Related Work & Insights¶
- vs D-PSGD (Lian et al. 2017): D-PSGD used final merging in IID settings without analyzing the performance gap; this work systematically studies this "recovery" in non-IID settings with theoretical grounding.
- vs Periodic Global Averaging (Chen et al. 2021): They required frequent global communication (every \(H=48\) steps); this work recovers performance with just one merging.
- vs SCSP (Aketi et al. 2021): SCSP also uses final merging but employs gradient sparsification (top-k) and fixed topologies; this work utilizes topological sparsification (sparse gossip) and supports robust mergeability under many local steps (e.g., \(H=100\)).
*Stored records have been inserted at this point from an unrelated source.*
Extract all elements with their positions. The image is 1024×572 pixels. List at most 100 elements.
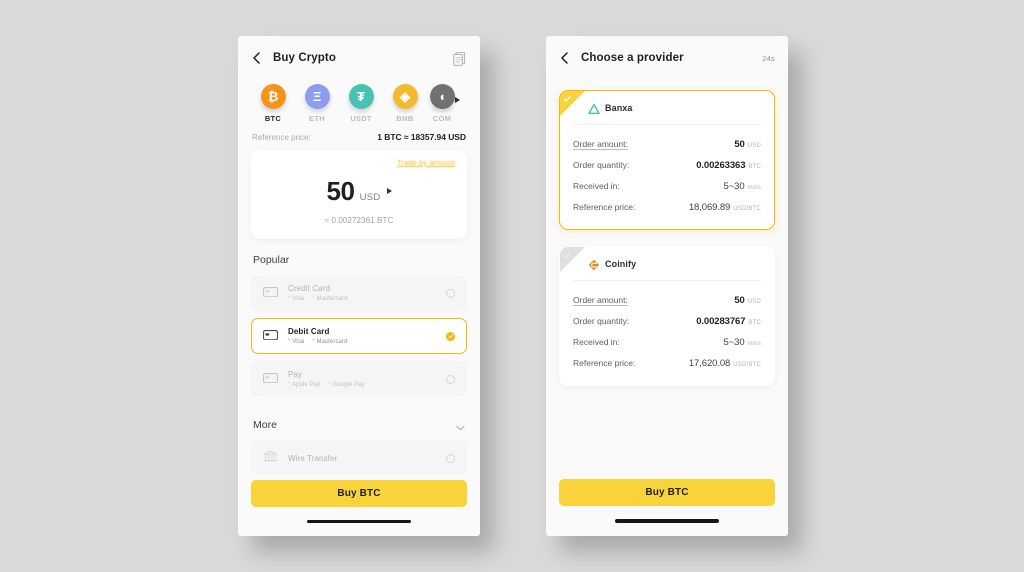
left-body: ₿ BTC Ξ ETH ₮ USDT ◈ BNB ◖ COM Reference… xyxy=(238,80,480,474)
detail-row-order-quantity: Order quantity: 0.00263363 BTC xyxy=(573,155,761,176)
popular-method-list: Credit Card ° Visa ° Mastercard Debit Ca… xyxy=(251,275,467,397)
btc-icon: ₿ xyxy=(260,84,286,109)
banxa-triangle-icon xyxy=(588,102,600,115)
coin-selector[interactable]: ₿ BTC Ξ ETH ₮ USDT ◈ BNB ◖ COM xyxy=(251,80,467,125)
row-value: 50 USD xyxy=(734,139,761,150)
row-number: 5~30 xyxy=(723,181,745,192)
row-label: Reference price: xyxy=(573,202,636,212)
bnb-icon: ◈ xyxy=(392,84,418,109)
method-text: Wire Transfer xyxy=(288,454,436,463)
coin-usdt[interactable]: ₮ USDT xyxy=(339,84,383,123)
detail-row-order-amount: Order amount: 50 USD xyxy=(573,134,761,155)
row-label: Received in: xyxy=(573,181,620,191)
method-tags: ° Visa ° Mastercard xyxy=(288,339,436,345)
row-label[interactable]: Order amount: xyxy=(573,139,628,149)
page-title: Buy Crypto xyxy=(273,52,336,64)
method-name: Credit Card xyxy=(288,284,331,293)
chevron-down-icon[interactable] xyxy=(456,422,465,430)
row-number: 0.00263363 xyxy=(696,160,746,171)
buy-button[interactable]: Buy BTC xyxy=(251,479,467,507)
method-text: Debit Card ° Visa ° Mastercard xyxy=(288,327,436,345)
phone-buy-crypto: Buy Crypto ₿ BTC Ξ ETH ₮ USDT ◈ BNB ◖ CO… xyxy=(238,36,480,536)
method-name: Pay xyxy=(288,370,303,379)
chevron-left-icon[interactable] xyxy=(251,52,263,64)
row-value: 50 USD xyxy=(734,295,761,306)
buy-button[interactable]: Buy BTC xyxy=(559,479,775,506)
coinify-diamond-icon xyxy=(588,258,600,271)
row-unit: mins xyxy=(747,185,761,191)
caret-right-icon[interactable] xyxy=(455,96,460,103)
row-number: 0.00283767 xyxy=(696,316,746,327)
row-unit: USD/BTC xyxy=(733,362,761,368)
method-tag: ° Visa xyxy=(288,339,305,345)
row-value: 0.00263363 BTC xyxy=(696,160,761,171)
credit-card-icon xyxy=(263,284,278,302)
detail-row-reference-price: Reference price: 17,620.08 USD/BTC xyxy=(573,353,761,374)
right-footer: Buy BTC xyxy=(546,473,788,506)
payment-method-wire-transfer[interactable]: Wire Transfer xyxy=(251,440,467,474)
payment-method-pay[interactable]: Pay ° Apple Pay ° Google Pay xyxy=(251,361,467,397)
row-label: Order quantity: xyxy=(573,160,630,170)
provider-card-banxa[interactable]: Banxa Order amount: 50 USD Order quantit… xyxy=(559,90,775,230)
detail-row-reference-price: Reference price: 18,069.89 USD/BTC xyxy=(573,197,761,218)
provider-name: Banxa xyxy=(605,103,633,113)
provider-card-coinify[interactable]: Coinify Order amount: 50 USD Order quant… xyxy=(559,246,775,386)
page-title: Choose a provider xyxy=(581,52,684,64)
row-unit: USD xyxy=(747,143,761,149)
method-tags: ° Visa ° Mastercard xyxy=(288,296,436,302)
detail-row-received-in: Received in: 5~30 mins xyxy=(573,176,761,197)
payment-method-debit-card[interactable]: Debit Card ° Visa ° Mastercard xyxy=(251,318,467,354)
row-number: 18,069.89 xyxy=(688,202,731,213)
coin-bnb[interactable]: ◈ BNB xyxy=(383,84,427,123)
radio-selected[interactable] xyxy=(446,331,455,341)
row-unit: BTC xyxy=(748,164,761,170)
row-unit: mins xyxy=(747,341,761,347)
check-icon xyxy=(563,96,571,102)
provider-detail-rows: Order amount: 50 USD Order quantity: 0.0… xyxy=(560,125,774,229)
payment-method-credit-card[interactable]: Credit Card ° Visa ° Mastercard xyxy=(251,275,467,311)
row-label: Reference price: xyxy=(573,358,636,368)
method-text: Credit Card ° Visa ° Mastercard xyxy=(288,284,436,302)
trade-by-amount-link[interactable]: Trade by amount xyxy=(263,158,455,167)
radio-unselected[interactable] xyxy=(446,288,455,298)
caret-right-icon[interactable] xyxy=(386,188,392,194)
home-indicator-area xyxy=(546,506,788,536)
more-section-header[interactable]: More xyxy=(251,404,467,440)
row-label: Received in: xyxy=(573,337,620,347)
home-indicator xyxy=(615,519,719,523)
coin-btc[interactable]: ₿ BTC xyxy=(251,84,295,123)
chevron-left-icon[interactable] xyxy=(559,52,571,64)
row-value: 5~30 mins xyxy=(724,181,761,192)
row-unit: USD xyxy=(747,299,761,305)
phone-choose-provider: Choose a provider 24s Banxa Order amount… xyxy=(546,36,788,536)
popular-section-header: Popular xyxy=(251,239,467,275)
eth-icon: Ξ xyxy=(304,84,330,109)
amount-input[interactable]: 50 xyxy=(326,178,355,204)
order-history-icon[interactable] xyxy=(452,51,467,66)
detail-row-order-amount: Order amount: 50 USD xyxy=(573,290,761,311)
bank-icon xyxy=(263,449,278,467)
row-number: 17,620.08 xyxy=(688,358,731,369)
popular-title: Popular xyxy=(253,254,290,266)
radio-unselected[interactable] xyxy=(446,453,455,463)
method-tag: ° Visa xyxy=(288,296,305,302)
coin-com[interactable]: ◖ COM xyxy=(427,84,457,123)
row-value: 5~30 mins xyxy=(724,337,761,348)
detail-row-order-quantity: Order quantity: 0.00283767 BTC xyxy=(573,311,761,332)
method-text: Pay ° Apple Pay ° Google Pay xyxy=(288,370,436,388)
amount-input-row[interactable]: 50 USD xyxy=(263,178,455,204)
right-body: Banxa Order amount: 50 USD Order quantit… xyxy=(546,80,788,473)
detail-row-received-in: Received in: 5~30 mins xyxy=(573,332,761,353)
row-value: 18,069.89 USD/BTC xyxy=(689,202,761,213)
method-tag: ° Google Pay xyxy=(328,382,365,388)
row-value: 0.00283767 BTC xyxy=(696,316,761,327)
method-tag: ° Mastercard xyxy=(312,296,348,302)
row-label[interactable]: Order amount: xyxy=(573,295,628,305)
row-number: 5~30 xyxy=(723,337,745,348)
row-value: 17,620.08 USD/BTC xyxy=(689,358,761,369)
coin-label: ETH xyxy=(309,114,325,123)
radio-unselected[interactable] xyxy=(446,374,455,384)
method-tags: ° Apple Pay ° Google Pay xyxy=(288,382,436,388)
coin-eth[interactable]: Ξ ETH xyxy=(295,84,339,123)
row-unit: USD/BTC xyxy=(733,206,761,212)
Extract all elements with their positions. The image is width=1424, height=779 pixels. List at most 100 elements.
- vs FL Temporal Allocation (Wang et al. 2019): FL maintains a central global model and advocates for early frequent communication; this work reaches the opposite conclusion for decentralized settings—communication should be saved for the end.
Rating¶
- Novelty: ⭐⭐⭐⭐⭐ Counter-intuitive phenomenon combined with a novel theory matching decentralized and parallel rates.
- Experimental Thoroughness: ⭐⭐⭐⭐ Consistent validation across datasets/architectures, though lacking large-scale model scenarios.
- Writing Quality: ⭐⭐⭐⭐ Clear logic from phenomenon to definition to theory, though theoretical parts have a high entry barrier.
- Value: ⭐⭐⭐⭐⭐ Significantly reduces communication costs for decentralized training and opens new directions for model merging and adaptive scheduling.